Implicit Word Reordering with Knowledge Distillation for Cross-Lingual Dependency Parsing
Zhuoran Li, Chunming Hu, Junfan Chen, Zhijun Chen, Richong Zhang
TL;DR
The paper tackles cross-lingual dependency parsing where word-order differences hinder transfer. It introduces Implicit Word Reordering with Knowledge Distillation (IWR-KD), a teacher-student framework in which a target-language POS-based teacher guides a source-language parsing student to learn target-like word-order relations in the feature space without generating reordered sentences. Across 31 UD languages, IWR-KD outperforms strong baselines, demonstrating robust transfer especially when word-order distance is large, and ablation studies highlight the value of distillation over hard labels.
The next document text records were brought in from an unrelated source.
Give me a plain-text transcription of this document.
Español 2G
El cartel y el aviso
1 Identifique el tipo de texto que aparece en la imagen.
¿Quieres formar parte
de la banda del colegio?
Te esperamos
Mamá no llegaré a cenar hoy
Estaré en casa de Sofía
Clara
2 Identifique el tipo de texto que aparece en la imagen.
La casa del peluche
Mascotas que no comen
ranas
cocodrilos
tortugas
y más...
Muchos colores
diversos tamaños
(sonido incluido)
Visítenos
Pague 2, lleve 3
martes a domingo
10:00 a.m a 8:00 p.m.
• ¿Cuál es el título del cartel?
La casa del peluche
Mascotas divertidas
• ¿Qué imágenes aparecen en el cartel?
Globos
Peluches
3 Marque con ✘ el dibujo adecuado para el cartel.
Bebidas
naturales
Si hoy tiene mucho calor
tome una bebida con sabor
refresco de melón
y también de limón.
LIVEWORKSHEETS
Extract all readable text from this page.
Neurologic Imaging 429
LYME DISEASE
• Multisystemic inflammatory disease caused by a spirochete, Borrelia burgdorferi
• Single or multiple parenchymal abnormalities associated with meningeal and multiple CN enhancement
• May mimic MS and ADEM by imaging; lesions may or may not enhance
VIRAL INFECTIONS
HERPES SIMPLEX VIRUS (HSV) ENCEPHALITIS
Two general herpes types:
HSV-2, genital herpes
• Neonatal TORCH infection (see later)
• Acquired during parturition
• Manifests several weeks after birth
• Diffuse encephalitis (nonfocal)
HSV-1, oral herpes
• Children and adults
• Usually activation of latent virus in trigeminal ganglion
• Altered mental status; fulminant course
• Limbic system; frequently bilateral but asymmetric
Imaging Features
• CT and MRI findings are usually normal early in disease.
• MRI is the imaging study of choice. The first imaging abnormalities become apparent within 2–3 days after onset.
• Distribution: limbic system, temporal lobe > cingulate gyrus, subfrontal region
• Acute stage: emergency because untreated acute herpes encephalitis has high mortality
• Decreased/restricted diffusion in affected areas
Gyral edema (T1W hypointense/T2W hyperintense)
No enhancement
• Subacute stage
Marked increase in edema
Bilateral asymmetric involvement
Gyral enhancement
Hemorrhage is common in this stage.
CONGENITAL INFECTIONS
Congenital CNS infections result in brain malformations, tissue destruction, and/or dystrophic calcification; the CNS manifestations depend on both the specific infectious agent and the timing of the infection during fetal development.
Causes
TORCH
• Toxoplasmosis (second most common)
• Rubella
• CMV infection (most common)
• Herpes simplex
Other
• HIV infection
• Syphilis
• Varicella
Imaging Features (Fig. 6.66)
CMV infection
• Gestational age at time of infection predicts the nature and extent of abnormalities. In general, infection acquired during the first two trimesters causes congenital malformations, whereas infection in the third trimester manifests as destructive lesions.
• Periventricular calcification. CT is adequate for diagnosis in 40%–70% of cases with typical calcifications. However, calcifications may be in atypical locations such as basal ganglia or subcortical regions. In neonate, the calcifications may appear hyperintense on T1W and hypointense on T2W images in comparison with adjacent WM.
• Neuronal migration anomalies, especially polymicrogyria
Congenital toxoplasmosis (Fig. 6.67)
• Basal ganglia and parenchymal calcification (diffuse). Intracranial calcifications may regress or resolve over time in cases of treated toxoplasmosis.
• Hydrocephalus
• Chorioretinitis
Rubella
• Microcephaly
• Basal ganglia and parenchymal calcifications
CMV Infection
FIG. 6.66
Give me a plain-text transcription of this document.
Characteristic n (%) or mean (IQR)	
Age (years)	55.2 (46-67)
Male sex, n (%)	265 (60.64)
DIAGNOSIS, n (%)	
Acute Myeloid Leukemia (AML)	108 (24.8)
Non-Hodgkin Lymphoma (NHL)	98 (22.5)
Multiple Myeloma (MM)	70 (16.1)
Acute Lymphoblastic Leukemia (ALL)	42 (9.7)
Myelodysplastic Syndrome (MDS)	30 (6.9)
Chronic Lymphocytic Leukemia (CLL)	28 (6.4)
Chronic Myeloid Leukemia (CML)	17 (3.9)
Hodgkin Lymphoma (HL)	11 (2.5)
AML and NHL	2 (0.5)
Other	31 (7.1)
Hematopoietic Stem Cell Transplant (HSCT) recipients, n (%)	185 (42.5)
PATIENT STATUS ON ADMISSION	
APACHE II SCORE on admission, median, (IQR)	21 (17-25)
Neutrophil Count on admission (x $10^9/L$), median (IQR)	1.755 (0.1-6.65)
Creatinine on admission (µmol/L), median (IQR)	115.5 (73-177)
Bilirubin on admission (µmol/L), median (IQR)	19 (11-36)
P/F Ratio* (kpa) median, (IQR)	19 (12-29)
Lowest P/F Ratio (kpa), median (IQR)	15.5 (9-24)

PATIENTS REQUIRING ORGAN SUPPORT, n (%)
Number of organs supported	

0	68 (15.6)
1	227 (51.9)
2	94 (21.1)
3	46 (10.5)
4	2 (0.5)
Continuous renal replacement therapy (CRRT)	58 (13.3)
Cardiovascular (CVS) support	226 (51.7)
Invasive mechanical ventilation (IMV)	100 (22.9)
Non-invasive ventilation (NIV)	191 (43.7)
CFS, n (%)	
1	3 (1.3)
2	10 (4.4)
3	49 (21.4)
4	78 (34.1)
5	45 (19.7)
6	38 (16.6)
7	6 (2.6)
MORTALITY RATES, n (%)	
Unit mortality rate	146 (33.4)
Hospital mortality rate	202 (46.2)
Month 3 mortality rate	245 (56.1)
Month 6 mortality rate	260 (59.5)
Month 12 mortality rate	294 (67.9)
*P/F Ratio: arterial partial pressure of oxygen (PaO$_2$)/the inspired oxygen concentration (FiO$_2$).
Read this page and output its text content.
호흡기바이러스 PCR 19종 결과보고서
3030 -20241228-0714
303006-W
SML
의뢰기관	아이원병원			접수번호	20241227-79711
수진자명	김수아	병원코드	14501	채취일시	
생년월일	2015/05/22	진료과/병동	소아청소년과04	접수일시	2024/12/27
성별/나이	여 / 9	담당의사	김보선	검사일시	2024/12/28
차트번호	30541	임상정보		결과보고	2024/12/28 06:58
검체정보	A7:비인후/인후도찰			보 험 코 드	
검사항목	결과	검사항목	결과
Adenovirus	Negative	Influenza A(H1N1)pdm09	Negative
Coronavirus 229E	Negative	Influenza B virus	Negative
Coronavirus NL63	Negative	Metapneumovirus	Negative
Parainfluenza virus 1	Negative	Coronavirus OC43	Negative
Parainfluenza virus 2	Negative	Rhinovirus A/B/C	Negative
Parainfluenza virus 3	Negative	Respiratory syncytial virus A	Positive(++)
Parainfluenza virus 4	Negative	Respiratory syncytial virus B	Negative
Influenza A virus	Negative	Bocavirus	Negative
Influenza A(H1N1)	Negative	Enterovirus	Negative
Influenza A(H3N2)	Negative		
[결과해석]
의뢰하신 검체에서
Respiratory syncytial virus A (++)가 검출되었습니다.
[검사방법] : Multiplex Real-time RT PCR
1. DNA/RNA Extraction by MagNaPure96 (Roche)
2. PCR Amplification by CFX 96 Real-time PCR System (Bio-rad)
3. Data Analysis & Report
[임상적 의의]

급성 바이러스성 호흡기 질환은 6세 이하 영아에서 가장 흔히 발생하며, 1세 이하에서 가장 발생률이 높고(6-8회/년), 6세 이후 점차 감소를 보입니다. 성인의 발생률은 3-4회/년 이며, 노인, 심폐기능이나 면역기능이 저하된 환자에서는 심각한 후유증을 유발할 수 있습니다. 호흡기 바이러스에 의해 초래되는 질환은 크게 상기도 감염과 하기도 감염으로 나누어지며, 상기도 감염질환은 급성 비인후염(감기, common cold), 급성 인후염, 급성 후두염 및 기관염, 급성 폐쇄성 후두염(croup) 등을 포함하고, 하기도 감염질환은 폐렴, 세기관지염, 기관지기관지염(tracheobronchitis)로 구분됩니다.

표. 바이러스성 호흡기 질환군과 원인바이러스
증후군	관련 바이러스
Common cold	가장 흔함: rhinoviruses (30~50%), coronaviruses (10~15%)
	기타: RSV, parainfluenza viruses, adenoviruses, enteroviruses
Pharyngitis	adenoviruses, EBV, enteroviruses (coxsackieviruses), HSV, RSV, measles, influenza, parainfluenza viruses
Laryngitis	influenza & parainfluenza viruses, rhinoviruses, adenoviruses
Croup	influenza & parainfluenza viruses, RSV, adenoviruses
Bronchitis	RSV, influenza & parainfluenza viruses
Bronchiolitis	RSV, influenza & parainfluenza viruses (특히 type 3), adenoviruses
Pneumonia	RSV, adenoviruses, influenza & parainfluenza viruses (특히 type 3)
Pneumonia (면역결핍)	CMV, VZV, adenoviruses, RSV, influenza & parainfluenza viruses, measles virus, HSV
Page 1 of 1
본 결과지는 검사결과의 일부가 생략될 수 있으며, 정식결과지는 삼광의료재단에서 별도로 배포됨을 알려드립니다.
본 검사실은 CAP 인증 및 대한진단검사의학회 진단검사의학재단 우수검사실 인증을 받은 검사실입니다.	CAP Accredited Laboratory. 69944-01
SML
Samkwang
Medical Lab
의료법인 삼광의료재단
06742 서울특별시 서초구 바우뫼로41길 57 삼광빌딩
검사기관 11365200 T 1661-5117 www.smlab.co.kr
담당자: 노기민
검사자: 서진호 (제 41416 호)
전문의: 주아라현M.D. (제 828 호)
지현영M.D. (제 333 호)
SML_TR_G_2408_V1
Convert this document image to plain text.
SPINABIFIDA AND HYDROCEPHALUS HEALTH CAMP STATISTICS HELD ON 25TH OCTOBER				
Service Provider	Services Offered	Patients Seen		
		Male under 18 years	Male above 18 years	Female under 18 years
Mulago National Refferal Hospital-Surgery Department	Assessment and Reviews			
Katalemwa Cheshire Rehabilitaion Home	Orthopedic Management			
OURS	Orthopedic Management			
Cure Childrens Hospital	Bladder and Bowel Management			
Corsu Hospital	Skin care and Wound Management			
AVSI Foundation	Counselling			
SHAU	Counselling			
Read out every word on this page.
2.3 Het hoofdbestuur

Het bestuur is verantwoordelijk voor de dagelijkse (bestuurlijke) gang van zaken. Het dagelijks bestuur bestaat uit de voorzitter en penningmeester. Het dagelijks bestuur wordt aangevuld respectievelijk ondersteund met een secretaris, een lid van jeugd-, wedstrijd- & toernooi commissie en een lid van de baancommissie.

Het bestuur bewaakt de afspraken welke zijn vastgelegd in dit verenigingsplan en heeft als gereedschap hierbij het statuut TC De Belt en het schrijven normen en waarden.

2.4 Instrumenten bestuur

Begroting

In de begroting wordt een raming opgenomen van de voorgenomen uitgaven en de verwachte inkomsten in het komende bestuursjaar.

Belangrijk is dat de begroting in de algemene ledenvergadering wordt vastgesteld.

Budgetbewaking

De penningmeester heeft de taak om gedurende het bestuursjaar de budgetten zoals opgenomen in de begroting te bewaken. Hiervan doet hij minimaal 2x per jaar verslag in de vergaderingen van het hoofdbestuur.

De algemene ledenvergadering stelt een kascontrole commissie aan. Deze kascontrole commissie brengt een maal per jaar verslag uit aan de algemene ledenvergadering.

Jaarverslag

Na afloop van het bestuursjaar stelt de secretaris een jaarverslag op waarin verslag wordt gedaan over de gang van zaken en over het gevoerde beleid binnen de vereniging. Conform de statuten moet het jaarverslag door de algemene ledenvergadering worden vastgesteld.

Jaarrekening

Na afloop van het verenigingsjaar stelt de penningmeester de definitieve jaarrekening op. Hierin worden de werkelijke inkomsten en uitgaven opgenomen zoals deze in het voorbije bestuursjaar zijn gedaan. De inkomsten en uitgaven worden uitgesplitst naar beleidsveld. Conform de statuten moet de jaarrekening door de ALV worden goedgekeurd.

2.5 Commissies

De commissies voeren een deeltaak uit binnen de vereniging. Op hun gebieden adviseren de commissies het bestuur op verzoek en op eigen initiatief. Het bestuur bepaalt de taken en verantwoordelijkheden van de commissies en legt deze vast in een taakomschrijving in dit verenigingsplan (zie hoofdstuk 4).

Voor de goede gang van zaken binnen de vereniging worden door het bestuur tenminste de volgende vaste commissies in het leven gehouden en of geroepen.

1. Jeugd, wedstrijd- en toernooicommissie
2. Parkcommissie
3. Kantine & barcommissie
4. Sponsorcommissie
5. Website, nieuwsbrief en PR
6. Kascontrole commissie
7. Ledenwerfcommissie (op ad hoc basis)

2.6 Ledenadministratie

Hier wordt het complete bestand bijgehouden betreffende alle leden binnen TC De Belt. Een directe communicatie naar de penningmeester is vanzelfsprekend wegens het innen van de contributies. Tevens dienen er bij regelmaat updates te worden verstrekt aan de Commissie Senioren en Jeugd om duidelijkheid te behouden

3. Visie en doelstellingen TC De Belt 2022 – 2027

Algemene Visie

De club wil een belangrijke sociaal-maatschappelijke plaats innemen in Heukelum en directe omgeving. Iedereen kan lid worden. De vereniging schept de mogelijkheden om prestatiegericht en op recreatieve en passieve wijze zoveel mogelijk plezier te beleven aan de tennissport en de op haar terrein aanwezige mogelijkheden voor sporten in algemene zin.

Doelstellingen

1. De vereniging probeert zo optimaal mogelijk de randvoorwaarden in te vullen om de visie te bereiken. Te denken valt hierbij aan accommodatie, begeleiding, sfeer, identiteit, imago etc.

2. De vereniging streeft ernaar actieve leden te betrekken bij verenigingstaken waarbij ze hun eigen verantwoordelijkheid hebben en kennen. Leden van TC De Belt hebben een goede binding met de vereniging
The approach offers a efficient alternative to explicit reordering, with practical impact for multilingual parsing in low-resource settings.
Abstract
Word order difference between source and target languages is a major obstacle to cross-lingual transfer, especially in the dependency parsing task. Current works are mostly based on order-agnostic models or word reordering to mitigate this problem. However, such methods either do not leverage grammatical information naturally contained in word order or are computationally expensive as the permutation space grows exponentially with the sentence length. Moreover, the reordered source sentence with an unnatural word order may be a form of noising that harms the model learning. To this end, we propose an Implicit Word Reordering framework with Knowledge Distillation (IWR-KD). This framework is inspired by that deep networks are good at learning feature linearization corresponding to meaningful data transformation, e.g. word reordering. To realize this idea, we introduce a knowledge distillation framework composed of a word-reordering teacher model and a dependency parsing student model. We verify our proposed method on Universal Dependency Treebanks across 31 different languages and show it outperforms a series of competitors, together with experimental analysis to illustrate how our method works towards training a robust parser.